The remark is that of the red haired young man. It is not mine. It was made at the conclusion of the first game for the championship of 1898 in which the New York team figured. The rain wouldn’t be denied, and so in the third inning the umpire gave way as graciously as possible and the thousands of enthusiasts marched out of the Polo Grounds.

There may be a player in one of the minor leagues who could play a worse game at first base than that shown by the captain of the New Yorks.

But I doubt it.

“An’ they was all easy ones,” explained the Crank for Pleasure Only, as the first of the elevated trains pulled out of the 155th street station. “Narv (?) a one was a Spanish torpedo boat. This here ‘Scrappy’ Jones may have some kind of a rep. for certain things, but those things ain’t baseball. They’re bean bags.”
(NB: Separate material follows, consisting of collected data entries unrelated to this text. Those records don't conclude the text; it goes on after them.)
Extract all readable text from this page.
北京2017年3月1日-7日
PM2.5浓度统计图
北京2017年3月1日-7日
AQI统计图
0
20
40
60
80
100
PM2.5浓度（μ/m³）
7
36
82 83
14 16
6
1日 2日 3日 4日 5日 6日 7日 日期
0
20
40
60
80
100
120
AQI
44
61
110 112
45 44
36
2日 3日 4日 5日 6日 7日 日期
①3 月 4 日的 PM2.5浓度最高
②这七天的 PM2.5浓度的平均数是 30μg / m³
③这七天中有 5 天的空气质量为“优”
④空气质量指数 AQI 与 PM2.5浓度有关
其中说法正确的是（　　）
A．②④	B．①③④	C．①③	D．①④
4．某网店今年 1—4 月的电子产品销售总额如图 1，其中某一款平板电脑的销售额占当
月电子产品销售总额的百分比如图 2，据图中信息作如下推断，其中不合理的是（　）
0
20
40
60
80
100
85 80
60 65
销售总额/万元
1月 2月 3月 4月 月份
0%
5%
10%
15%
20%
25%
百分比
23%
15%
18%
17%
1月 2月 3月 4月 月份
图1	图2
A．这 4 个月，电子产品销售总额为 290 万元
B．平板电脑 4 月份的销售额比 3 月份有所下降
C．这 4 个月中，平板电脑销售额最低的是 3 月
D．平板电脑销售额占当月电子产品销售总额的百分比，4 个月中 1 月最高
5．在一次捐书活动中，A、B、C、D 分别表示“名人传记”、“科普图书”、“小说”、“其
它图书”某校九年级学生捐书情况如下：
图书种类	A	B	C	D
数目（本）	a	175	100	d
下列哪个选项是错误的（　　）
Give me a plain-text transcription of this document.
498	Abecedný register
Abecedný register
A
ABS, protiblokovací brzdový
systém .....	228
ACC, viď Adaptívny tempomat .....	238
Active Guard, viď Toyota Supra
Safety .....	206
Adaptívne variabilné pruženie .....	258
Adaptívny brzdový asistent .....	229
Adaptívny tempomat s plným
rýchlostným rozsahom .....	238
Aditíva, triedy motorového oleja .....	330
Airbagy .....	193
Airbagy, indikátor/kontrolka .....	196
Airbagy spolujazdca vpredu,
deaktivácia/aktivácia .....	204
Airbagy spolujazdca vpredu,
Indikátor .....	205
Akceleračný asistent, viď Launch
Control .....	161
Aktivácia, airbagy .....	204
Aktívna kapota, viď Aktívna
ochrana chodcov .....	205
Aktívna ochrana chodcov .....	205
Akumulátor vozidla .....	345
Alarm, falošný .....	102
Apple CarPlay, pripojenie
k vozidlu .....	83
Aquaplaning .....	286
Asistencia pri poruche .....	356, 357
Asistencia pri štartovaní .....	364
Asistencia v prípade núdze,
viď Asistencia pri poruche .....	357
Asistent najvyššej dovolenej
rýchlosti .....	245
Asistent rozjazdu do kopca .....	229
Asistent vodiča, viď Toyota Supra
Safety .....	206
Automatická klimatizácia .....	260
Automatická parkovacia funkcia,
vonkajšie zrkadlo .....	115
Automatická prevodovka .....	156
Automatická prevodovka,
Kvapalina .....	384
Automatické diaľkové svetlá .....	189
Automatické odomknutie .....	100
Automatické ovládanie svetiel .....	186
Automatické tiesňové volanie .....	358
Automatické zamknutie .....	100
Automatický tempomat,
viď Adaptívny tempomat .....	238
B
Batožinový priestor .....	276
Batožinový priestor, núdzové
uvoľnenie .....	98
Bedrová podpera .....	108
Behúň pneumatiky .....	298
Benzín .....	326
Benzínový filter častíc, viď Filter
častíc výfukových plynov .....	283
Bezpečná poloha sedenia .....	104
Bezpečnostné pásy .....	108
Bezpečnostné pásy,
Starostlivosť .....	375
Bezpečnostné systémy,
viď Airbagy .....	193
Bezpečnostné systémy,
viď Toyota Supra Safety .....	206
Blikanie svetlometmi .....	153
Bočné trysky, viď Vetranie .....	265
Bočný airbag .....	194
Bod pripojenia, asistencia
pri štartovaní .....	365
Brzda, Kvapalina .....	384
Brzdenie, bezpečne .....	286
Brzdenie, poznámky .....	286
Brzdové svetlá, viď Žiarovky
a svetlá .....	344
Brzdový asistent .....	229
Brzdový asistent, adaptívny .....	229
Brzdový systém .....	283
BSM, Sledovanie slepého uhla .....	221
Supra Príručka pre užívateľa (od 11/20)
W.W. Aulick, N.Y. Evening Telegram.

If you’re anything like me and you hoped to do anything productive this afternoon, forget about it. SABR member Jonathan Frankel has uploaded hundreds of old newspaper game recaps from 1897-1912. It turns out I kind of suck at navigating Google Docs, but everything I can pull up and actually read is magnificently entertaining.

Also, for what it’s worth, William Joyce led the 1898 New York Giants in home runs, RBIs and on-base percentage, was ninth in the NL in WAR that year and finished his career with a 143 OPS+. So this might be the earliest yet documented evidence of the Blame-Beltran phenomenon in baseball. It seems especially discordant for it to have befallen a guy nicknamed “Scrappy Bill.”